Fremont, CA: The financial industry recognizes blockchain technology's disruptive potential for increasing revenue, enhancing the end-user experience, delivery process, and efficiency, and minimizing risks in corporate operations.
Fintech, like any other technology-based business, is in the process of changing. Every day, new finance apps emerge, offering improved and novel payment processing and management approaches.
Here are some ways blockchain is transforming the fintech industry:
Trading and Trade Finance
Trade finance continues to rely on documentation distributed worldwide to confirm facts, i.e., documents are still posted or faxed. Stock and share purchases must still go through a cumbersome brokerage, exchange, clearing, and settlement procedure. Settlement usually takes three days, although it can be extended into weekends because each trader must maintain their databases for all transaction-related documents and frequently cross-check them for greater accuracy.
The addition of blockchain technology into financial services in this industry has the potential to relieve traders of cumbersome counterparty checks while also optimizing the entire lifecycle. This decreases the risks, accelerates the settlement process, and improves trade accuracy.
Crypto Lending
Crypto lending is a new, efficient, and transparent procedure in the financial industry. Borrowers can utilize their crypto assets as collateral for a fiat-based or stablecoin loan, while lenders provide the necessary assets at a predetermined interest rate. This also applies in reverse. Borrowers sometimes use stable coins or fiat currency as security when borrowing crypto assets.
Regulatory Compliance
With worldwide demand for regulatory services expected to increase in the following years, fintech companies use blockchain to improve regulatory compliance. They are counting on this technology to trace each validated transaction and record all activities performed by the linked personnel, eliminating the need for regulators to confirm the legitimacy of the records. Furthermore, the technology allows authorities to review original papers rather than several duplicates.
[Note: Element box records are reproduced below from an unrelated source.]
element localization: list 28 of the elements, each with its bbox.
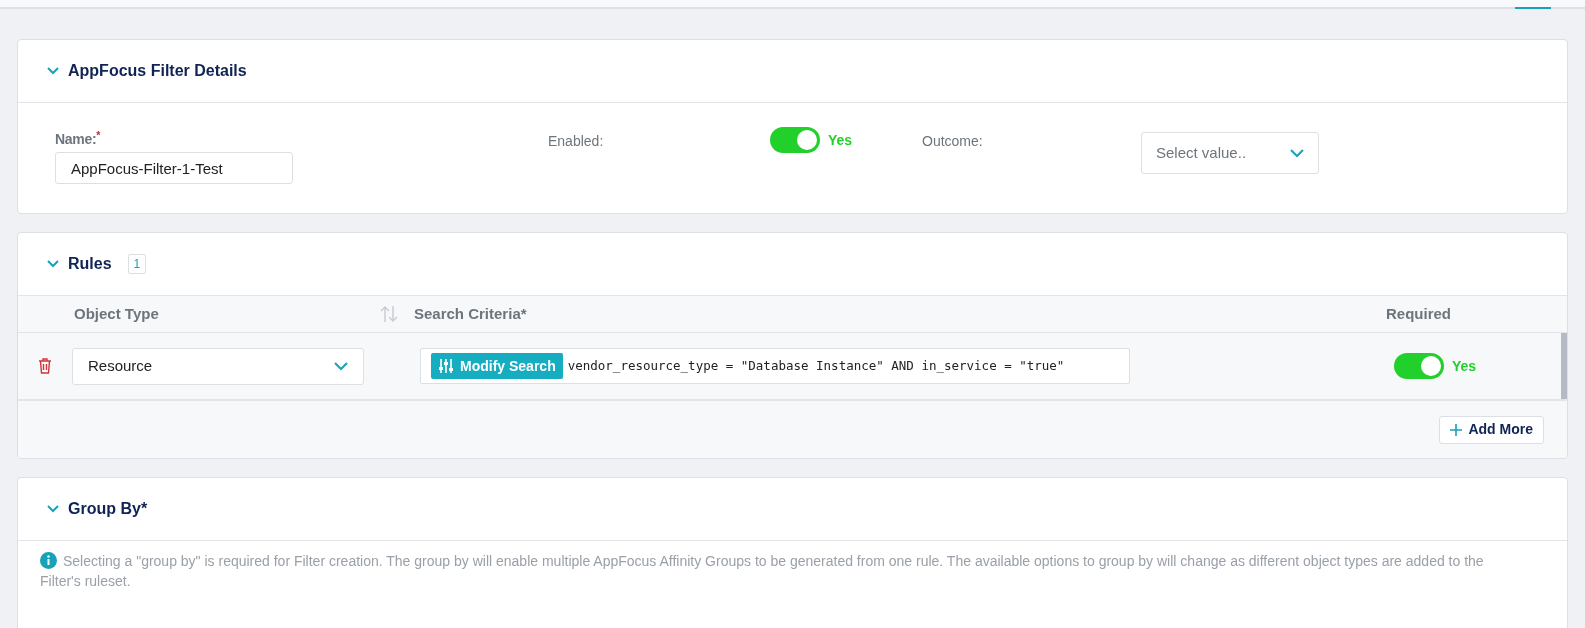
toggle-state-text: Yes [1452,356,1477,376]
object-type-dropdown[interactable]: Resource [72,347,364,385]
active-tab-indicator [1515,7,1551,9]
name-input[interactable]: AppFocus-Filter-1-Test [55,152,293,184]
column-header: Object Type [74,303,160,324]
toggle-state-text: Yes [828,130,853,150]
column-header: Search Criteria* [414,303,528,324]
column-header: Required [1386,303,1451,324]
toggle-switch[interactable] [1394,353,1444,379]
toggle-switch[interactable] [770,127,820,153]
rule-count: 1 [127,254,147,274]
info-icon [40,552,57,569]
section-title: Group By* [68,499,148,519]
info-text: Selecting a "group by" is required for Filter creation. The group by will enable multiple AppFocus Affinity Groups to be generated from one rule. The available options to group by will change as different object types are added to the Filter's ruleset. [40,551,1485,591]
sliders-icon [438,358,454,374]
section-title: AppFocus Filter Details [68,61,247,81]
caret-icon [334,361,348,371]
field-label: Enabled: [548,132,604,151]
field-label: Name:$^{*}$ [55,129,102,149]
caret-icon [1290,148,1304,158]
add-more-button[interactable]: Add More [1439,415,1544,444]
section-title: Rules [68,254,112,274]
search-query: vendor_resource_type = "Database Instance" AND in_service = "true" [567,356,1065,375]
field-label: Outcome: [922,132,983,151]
outcome-dropdown[interactable]: Select value.. [1141,132,1319,174]
plus-icon [1450,423,1463,436]
trash-icon[interactable] [38,358,52,374]
scrollbar[interactable] [1561,333,1567,399]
Furthermore, the blockchain's immutability potential contributes to reducing the chance of errors, ensuring the reliability of records for financial statements and audits, and reducing the time and expense of auditing and accounting.
Auditing
It is a process for verifying accounts and highlighting irregularities. The process is not only complex but also slow. However, blockchain makes the procedure easier. You can use the technology to ask your partnered blockchain application development business to upload the record directly to the ledger, allowing for a more efficient approach to viewing and upgrading data.